Thanks. Not sure I follow though.
When you say “That´s what I did”, do you mean adding some sort of checker to the equals?

Sorry, I misunderstood what you said. I actually processed the input myself, assessing whether the calculator was getting fed a digit, operator, or an equals key. Depending on that, I had different handlers that responded appropriately (pseudocode spoiler below, but only if you abandon the math.js library.

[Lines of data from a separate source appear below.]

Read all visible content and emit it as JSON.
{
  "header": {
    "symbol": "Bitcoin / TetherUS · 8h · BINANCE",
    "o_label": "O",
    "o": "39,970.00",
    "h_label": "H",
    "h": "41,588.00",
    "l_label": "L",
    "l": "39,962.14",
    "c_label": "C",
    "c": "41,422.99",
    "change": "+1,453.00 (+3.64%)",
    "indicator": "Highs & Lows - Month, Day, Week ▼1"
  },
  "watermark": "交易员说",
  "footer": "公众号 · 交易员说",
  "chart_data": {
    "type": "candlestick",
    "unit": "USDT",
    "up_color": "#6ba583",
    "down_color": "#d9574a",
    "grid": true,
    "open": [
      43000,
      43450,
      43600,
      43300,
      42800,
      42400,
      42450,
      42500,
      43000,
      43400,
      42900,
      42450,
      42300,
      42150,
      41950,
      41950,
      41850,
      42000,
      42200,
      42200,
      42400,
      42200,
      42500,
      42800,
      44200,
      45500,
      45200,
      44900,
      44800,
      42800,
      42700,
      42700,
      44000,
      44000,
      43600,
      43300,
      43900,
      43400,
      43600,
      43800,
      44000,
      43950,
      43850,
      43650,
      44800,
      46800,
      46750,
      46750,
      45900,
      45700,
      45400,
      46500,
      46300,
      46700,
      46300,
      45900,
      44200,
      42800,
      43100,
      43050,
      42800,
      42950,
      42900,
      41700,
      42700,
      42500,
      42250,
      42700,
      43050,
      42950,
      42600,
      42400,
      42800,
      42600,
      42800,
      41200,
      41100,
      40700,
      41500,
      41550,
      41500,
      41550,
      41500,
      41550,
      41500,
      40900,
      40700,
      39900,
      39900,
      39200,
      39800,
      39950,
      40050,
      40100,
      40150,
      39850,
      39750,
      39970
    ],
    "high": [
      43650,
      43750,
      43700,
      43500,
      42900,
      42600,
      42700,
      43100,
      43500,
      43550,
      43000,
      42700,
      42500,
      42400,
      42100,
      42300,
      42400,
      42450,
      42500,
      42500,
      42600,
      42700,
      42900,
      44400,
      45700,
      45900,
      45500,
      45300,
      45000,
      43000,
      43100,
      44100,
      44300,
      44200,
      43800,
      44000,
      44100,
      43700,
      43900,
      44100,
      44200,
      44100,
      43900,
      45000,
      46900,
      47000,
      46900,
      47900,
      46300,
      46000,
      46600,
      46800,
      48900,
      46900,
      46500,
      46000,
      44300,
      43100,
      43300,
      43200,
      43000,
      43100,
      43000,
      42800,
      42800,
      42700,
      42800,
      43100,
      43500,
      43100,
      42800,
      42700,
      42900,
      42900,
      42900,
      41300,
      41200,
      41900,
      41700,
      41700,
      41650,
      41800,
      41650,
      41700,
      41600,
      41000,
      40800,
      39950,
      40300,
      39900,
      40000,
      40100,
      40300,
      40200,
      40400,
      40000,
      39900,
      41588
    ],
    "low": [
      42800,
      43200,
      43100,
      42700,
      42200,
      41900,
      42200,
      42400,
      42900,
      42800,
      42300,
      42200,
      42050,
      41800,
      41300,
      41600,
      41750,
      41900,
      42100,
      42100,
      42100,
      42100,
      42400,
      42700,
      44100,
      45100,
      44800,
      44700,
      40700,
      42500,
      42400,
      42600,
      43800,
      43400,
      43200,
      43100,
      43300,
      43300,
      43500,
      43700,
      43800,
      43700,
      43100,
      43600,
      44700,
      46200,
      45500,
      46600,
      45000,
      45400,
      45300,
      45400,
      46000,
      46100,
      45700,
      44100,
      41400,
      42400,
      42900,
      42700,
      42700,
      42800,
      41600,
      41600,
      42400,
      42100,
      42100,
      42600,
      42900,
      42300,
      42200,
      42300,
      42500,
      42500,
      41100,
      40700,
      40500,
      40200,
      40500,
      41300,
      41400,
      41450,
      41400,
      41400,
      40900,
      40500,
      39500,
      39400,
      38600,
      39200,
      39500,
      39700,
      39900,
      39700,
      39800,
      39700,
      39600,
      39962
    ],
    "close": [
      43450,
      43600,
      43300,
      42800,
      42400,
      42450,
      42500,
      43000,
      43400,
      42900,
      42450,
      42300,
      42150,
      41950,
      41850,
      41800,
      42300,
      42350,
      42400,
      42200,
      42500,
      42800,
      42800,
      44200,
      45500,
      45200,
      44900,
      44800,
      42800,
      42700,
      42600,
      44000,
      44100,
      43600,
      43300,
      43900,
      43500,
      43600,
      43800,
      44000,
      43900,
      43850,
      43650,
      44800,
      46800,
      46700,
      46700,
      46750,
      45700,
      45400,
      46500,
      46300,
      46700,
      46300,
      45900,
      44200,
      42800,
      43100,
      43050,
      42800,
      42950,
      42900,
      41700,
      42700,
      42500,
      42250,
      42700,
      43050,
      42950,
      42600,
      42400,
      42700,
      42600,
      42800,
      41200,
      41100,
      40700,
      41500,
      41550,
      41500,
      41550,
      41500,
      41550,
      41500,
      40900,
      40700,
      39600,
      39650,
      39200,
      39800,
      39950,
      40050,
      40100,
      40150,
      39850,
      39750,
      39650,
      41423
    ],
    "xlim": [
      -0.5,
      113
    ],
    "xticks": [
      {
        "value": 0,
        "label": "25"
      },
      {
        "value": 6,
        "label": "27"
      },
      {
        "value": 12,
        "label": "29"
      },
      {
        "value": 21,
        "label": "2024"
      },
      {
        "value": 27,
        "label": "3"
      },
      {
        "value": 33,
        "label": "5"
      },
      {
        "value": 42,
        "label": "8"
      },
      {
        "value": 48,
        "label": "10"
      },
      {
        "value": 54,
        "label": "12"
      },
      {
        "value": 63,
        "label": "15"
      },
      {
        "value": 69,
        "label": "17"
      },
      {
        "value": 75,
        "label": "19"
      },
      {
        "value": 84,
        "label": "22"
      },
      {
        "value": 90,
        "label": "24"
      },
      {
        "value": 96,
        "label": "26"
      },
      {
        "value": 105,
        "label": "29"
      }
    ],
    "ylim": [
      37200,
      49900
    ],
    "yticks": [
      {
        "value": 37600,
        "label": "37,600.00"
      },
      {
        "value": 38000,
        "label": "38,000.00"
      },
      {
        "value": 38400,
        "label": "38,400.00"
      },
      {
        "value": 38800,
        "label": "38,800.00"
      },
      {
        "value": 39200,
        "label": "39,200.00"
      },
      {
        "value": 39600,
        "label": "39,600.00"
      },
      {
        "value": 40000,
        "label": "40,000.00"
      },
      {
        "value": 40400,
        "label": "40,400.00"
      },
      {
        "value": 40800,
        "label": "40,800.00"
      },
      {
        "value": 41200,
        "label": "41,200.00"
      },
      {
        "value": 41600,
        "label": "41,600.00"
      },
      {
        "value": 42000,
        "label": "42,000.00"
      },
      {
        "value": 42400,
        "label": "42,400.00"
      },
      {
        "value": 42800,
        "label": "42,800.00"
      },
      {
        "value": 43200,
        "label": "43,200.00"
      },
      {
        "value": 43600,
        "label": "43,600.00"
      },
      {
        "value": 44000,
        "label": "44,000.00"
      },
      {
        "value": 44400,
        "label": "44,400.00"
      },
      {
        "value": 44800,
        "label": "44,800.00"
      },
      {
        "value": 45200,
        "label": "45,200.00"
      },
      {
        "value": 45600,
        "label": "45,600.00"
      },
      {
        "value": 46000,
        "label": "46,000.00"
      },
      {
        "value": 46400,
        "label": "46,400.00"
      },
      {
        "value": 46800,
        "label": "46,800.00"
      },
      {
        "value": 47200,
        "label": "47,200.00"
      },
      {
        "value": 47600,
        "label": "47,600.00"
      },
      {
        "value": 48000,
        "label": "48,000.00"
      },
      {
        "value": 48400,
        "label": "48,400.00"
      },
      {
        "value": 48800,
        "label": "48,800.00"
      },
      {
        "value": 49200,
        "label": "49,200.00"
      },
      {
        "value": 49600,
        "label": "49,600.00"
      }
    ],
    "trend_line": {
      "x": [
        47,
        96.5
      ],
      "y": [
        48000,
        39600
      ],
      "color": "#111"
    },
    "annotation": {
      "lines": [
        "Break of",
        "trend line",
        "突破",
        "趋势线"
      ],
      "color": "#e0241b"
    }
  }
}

My suggestion to make sure the state.value string is the easiest way to get to where you want from where you are.

  • digit:
    • last input was a digit: modified state with the current number being input
    • last input was an operator: executed the last operator pressed.
  • operator:
    • last input was a digit: finalized the number being input in this.state
    • last input was an operator: replaced the “last input”
  • equals:
    • processed the growing expression depending on what the last input was.

Thanks, I just don´t know how to apply this:
“My suggestion to make sure the state.value string is the easiest way to get to where you want from where you are”
I´m completely stuck, and I think I´m quitting.

You have to develop frustration tolerance if you want to be a programmer. Don’t give up. You are very close to a solution.

Hint: ask yourself what the value of state.value is every time you update it.
Hint: You could have the callback you pass to this.setState also use a console.log to print out the new value, so you don’t have to guess what you are eventually passing to `math.eval.